“你為什麼會不知道該怎麼辦?是不是因為我對你來說根本就不重要?還是你覺得我很難纏,讓你根本就不想應付了,既然是這樣,那你就不要管我了。”秦婉怡說著,就氣憤不已的準備打開車門要出去。
“婉怡!”
這一下,顧江州是真的生氣了。
“你不要鬧了。”顧江州“嘭”的一聲用力將秦婉怡剛剛打開的門給用力關上,“什麼時候都講個適可而止,剛剛是你非要打破砂鍋問到底,然後我逼不得已將以前所有的一切都告訴給你知道,就是希望你能夠了解、明白,不管當初我和柳莊莊相愛有多深,多深刻,那都是你……”
“是!”
聽著顧江州炮語連珠,充滿了氣勢憤怒的話語,秦婉怡又一次華麗麗的抓狂了,她大聲打斷顧江州。
“所有的事情都是我自找的,明明自己就是你的一個契約妻子,卻自以為是,以為自己真的可以飛上枝頭變鳳凰。
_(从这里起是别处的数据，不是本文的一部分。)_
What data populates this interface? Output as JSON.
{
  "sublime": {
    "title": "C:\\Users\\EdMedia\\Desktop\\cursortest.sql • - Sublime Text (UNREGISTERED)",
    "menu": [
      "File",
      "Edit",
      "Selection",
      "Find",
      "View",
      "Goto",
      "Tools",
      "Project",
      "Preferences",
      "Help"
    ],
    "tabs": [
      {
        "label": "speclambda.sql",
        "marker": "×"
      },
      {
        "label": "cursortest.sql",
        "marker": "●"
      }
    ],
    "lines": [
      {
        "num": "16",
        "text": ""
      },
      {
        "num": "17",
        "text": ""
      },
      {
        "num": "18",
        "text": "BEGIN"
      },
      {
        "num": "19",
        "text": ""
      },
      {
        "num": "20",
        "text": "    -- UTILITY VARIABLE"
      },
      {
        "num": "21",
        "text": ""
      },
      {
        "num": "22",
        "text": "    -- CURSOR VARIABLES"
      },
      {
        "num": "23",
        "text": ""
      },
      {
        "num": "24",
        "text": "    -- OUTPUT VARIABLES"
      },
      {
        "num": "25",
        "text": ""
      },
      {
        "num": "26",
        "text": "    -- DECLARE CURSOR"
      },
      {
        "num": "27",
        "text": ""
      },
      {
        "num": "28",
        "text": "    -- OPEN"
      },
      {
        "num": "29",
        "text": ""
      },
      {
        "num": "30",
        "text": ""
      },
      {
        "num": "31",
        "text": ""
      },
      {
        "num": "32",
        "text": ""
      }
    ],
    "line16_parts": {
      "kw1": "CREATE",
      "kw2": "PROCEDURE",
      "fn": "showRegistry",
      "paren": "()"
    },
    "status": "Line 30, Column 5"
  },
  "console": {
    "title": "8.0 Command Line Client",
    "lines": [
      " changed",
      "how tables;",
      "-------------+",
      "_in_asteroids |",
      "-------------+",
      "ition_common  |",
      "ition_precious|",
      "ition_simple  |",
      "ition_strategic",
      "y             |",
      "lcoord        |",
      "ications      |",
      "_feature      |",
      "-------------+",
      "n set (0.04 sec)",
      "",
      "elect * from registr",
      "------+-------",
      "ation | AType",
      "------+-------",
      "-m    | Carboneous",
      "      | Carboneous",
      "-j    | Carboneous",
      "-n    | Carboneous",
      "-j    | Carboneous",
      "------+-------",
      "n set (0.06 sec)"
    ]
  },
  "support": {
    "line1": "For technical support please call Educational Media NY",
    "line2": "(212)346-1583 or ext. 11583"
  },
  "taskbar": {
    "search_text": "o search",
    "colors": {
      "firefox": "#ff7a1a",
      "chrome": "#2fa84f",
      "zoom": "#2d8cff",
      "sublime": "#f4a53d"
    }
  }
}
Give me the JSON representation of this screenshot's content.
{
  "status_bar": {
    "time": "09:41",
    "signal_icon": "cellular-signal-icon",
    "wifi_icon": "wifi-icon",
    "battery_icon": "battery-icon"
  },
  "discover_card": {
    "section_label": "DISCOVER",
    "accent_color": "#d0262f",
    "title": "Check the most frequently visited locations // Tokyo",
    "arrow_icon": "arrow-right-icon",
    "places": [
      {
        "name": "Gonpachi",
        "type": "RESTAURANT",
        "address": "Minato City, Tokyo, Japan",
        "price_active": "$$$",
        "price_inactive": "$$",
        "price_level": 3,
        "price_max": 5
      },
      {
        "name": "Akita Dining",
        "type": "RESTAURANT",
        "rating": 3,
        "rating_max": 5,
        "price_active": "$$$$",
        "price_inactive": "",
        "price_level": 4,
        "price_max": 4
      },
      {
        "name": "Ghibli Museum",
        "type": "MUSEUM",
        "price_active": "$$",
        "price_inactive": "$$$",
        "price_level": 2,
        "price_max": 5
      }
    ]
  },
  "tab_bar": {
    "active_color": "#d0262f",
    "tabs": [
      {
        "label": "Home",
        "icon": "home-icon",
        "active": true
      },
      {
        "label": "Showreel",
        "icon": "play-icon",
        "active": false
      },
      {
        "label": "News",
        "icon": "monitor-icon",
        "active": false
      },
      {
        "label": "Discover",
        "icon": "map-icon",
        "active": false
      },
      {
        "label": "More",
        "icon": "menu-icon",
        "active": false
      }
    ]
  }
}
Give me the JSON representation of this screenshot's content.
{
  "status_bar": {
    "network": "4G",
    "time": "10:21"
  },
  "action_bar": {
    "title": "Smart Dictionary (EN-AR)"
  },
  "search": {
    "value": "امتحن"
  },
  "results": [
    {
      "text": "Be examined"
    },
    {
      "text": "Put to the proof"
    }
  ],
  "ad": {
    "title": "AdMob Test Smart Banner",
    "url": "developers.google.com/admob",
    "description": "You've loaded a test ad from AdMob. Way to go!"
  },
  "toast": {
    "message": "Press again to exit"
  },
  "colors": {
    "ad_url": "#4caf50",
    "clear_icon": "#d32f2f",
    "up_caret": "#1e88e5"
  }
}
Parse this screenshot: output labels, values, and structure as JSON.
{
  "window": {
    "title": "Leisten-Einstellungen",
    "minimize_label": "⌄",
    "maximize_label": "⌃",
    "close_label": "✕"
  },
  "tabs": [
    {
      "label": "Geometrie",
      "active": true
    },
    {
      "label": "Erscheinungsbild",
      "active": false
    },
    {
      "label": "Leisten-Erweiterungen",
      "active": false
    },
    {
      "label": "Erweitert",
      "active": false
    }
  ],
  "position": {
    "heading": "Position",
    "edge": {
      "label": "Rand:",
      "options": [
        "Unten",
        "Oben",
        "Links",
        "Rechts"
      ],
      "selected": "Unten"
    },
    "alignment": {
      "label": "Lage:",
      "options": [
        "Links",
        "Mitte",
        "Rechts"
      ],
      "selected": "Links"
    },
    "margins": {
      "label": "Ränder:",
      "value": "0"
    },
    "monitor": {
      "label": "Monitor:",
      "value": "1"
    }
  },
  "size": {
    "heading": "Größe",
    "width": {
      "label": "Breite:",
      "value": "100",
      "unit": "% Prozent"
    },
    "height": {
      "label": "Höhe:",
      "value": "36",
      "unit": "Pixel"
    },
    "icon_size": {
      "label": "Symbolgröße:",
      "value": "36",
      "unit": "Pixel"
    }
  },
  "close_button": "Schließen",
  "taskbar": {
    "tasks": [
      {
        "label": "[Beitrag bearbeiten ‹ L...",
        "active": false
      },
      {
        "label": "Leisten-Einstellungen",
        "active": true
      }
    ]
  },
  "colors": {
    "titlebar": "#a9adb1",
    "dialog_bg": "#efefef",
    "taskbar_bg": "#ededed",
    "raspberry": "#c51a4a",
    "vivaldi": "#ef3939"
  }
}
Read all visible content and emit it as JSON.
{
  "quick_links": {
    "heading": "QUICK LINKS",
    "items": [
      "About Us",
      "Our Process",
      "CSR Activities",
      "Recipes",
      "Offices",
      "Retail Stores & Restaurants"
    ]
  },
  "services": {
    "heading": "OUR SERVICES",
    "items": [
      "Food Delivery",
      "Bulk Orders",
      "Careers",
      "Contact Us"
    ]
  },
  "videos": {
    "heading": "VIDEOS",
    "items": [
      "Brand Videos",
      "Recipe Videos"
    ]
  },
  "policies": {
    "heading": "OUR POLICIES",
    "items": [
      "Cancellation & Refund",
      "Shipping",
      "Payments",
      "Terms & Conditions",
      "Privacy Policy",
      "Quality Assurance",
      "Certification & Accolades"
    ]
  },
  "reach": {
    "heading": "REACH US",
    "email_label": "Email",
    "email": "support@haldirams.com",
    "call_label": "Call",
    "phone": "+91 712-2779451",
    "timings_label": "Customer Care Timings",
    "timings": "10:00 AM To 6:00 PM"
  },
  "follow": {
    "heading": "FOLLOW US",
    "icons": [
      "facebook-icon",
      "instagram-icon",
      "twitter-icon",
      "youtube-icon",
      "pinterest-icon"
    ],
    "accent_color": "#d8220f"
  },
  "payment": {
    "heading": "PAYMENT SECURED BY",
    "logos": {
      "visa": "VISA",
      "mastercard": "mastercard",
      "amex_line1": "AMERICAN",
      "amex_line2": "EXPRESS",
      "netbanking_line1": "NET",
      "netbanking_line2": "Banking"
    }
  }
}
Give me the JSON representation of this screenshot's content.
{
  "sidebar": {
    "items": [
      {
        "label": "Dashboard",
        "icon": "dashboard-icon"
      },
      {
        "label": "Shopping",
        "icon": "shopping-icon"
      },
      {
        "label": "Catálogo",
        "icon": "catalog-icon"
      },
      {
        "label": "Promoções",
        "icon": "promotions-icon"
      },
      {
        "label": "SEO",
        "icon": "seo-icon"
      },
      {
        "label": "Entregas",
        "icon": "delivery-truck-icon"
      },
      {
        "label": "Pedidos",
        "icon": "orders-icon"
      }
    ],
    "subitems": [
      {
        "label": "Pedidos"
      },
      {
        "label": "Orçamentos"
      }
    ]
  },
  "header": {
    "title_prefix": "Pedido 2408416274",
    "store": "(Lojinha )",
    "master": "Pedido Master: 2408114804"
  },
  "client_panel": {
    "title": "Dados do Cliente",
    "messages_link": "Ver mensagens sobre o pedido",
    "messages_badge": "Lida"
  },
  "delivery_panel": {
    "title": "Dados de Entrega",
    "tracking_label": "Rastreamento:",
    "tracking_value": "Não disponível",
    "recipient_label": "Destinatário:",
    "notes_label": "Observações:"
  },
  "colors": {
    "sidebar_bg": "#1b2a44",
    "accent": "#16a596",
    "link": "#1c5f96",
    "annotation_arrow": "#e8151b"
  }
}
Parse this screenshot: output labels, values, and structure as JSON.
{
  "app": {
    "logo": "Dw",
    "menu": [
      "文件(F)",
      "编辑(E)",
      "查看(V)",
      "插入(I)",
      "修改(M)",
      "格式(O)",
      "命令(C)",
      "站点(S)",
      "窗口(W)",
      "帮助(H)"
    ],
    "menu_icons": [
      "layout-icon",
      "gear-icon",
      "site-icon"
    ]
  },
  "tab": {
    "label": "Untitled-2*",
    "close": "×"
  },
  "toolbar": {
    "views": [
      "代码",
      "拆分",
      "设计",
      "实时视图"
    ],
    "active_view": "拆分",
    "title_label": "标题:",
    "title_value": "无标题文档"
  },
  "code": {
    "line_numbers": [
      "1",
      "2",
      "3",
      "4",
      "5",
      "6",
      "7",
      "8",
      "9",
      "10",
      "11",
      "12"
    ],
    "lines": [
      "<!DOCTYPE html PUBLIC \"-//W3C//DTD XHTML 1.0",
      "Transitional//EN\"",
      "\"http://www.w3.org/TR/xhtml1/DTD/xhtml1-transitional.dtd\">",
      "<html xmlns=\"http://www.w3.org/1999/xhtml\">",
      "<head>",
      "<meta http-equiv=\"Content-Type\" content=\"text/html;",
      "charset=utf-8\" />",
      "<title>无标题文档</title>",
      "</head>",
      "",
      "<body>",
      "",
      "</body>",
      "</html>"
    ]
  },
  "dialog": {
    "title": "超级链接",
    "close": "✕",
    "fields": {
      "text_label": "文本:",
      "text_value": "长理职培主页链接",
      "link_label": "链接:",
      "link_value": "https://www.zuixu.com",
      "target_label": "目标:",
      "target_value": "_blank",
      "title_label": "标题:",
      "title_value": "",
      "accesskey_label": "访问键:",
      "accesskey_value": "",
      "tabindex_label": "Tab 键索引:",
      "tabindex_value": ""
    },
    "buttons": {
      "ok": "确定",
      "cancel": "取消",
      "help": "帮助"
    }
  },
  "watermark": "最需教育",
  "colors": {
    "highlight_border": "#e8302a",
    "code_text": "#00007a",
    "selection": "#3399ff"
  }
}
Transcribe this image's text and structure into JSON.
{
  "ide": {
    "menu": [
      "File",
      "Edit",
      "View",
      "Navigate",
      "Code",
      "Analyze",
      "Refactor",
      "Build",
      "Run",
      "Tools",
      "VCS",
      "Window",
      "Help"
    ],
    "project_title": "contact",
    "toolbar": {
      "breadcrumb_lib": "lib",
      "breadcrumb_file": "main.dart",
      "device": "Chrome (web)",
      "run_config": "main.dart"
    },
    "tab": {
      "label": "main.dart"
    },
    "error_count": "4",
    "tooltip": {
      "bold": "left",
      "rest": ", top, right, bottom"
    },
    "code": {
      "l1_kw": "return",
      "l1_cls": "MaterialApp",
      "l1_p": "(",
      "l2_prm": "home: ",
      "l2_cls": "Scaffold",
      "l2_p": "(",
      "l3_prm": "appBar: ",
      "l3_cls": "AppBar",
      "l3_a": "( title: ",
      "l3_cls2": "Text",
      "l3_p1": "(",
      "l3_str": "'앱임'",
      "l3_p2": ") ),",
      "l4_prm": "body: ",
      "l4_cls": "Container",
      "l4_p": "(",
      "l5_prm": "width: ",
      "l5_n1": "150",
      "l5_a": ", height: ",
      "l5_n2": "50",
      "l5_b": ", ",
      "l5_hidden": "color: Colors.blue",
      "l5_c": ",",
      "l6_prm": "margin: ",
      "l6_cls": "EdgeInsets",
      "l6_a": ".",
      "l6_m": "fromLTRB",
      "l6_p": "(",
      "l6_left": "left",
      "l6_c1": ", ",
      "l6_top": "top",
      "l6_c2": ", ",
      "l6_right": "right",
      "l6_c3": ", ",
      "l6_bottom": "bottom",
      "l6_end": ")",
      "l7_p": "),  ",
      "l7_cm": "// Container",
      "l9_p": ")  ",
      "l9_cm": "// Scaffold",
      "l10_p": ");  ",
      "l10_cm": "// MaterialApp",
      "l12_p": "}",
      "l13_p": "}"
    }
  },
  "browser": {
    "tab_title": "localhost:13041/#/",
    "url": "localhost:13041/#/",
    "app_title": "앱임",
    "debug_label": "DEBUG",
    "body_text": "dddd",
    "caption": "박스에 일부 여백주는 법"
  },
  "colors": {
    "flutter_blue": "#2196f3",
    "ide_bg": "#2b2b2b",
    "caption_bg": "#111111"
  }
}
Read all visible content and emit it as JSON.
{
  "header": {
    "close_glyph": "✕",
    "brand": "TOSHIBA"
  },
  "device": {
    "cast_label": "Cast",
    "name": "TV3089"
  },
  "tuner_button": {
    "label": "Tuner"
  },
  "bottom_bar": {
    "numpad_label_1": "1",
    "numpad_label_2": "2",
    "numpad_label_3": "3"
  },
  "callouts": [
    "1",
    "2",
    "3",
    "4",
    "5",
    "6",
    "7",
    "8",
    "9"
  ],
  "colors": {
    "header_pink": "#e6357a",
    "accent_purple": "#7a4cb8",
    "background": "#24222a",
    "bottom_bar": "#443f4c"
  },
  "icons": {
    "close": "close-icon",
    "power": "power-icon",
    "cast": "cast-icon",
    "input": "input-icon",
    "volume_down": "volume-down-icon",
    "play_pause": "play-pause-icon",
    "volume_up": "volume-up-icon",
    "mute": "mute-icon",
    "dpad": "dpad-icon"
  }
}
明明知道你心底有一個深愛的女人,但是卻還要不知廉恥的跑去和她爭,想要成為你心底那個最重要的女人。顧江州,我知道我秦婉怡處處都比不上柳莊莊,但是我也從來都沒有招惹你不是嗎?”
淚水,此時已經徹底模糊了秦婉怡的雙眼。
她哭著,喊著,像是一頭受傷的小獅子,在狠狠刺痛傷害著顧江州的同時,又不停地傷害著她自己。
其實,這樣的自己她好討厭、好憎惡。
就像是一個市井潑婦,可是,她忍不住,她更控製不了。
她就是那麼該死的在乎著顧江州,強烈渴望著在顧江州的心底隻有她一個女人。就像是她一樣,不管心底曾經出現過誰,現在唯一存在的人隻有他一人而已。
“你是不是一定要這樣胡攪蠻纏?”顧江州聲音驟然沉冷,語氣更是銳銳地似一把刀子,原本俊逸的臉龐,此時也像是沉黑的鍋底一樣,沒有了一點的溫柔。
“我胡攪蠻纏?”秦婉怡不可思議的看著顧江州,“行,既然你現在都這樣看輕我了,那我也沒有必要繼續在你麵前惹你厭惡了。”
說著,秦婉怡就賭氣的將車門打開,下了車。
但是在自己用力將車門關上的那一刹那,秦婉怡就後悔了。
這個時候她才知道自己對於顧江州是有多麼的不舍得,多麼的渴望他的甜言蜜語。
她剛剛說那麼多、做那麼多,那樣玩命作死的鬧騰,不過就是為了從顧江州得到一個最為肯定的答案。
他的現在、將來都隻是屬於她秦婉怡一個人的。
而柳莊莊已經過去。
隻是……她把所有的一切夠給搞砸了。
她想要跟顧江州講和,但是卻沒有一個台階上。
如果這個時候顧江州能夠打開車門,下車,將她擁入懷中,她發誓,從今以後,不管柳莊莊和林棟梁他們再怎麼來找她鬧騰,她都不會介意,再來找顧江州的事了。
可是,現在顧江州也被秦婉怡的這一係列的舉動給激怒的不輕。
於是,在秦婉怡重重關上車門的一刹那,顧江州想也沒有想,甚至沒有一刻猶豫的便啟動車子一溜煙兒的開了出去。
看著顧江州車子離開的背影,秦婉怡的整顆心都寒涼透頂了。
她把事情給搞砸了!
“嗚嗚……”
一瞬間,秦婉怡哭了,而且還是那種壓抑不住的慟哭出聲。
現在她該怎麼辦?
江州不理她了,要是以後他都不要她了,她該怎麼辦?
為什麼她剛才要那麼做?
她明明知道自己會後悔,明明清楚的知道自己的心不是想和顧江州吵架的。可是……她卻像是一個腦袋被驢踢了的笨孩子一樣,除了將事情弄得一團糟之外,根本沒有做一件可以增進他們夫妻感情的事情。
她這不是在給柳莊莊那個女人給特意製造了一個千載難逢的機會嗎!
秦婉怡越想越難過,整顆心都像是被刺了無數把燙紅的鋼刀一樣,不可自拔的痛楚的。
而此時有一個人和秦婉怡一樣都陷入了一種深深的懊惱和後悔之中。
“顧江州,你是瘋了嗎?你怎麼可以將她一個人就這麼扔在大街上。現在柳莊莊那個女人和林棟梁都緊盯著婉怡寶貝不放。要是他們也對婉怡寶貝動了什麼歪心思,那我豈不是……”顧江州的自言自語突然停頓住,臉色更是慘白、驚嚇一片。
沒有多想,顧江州連忙調轉車頭,重新將車子開了回去。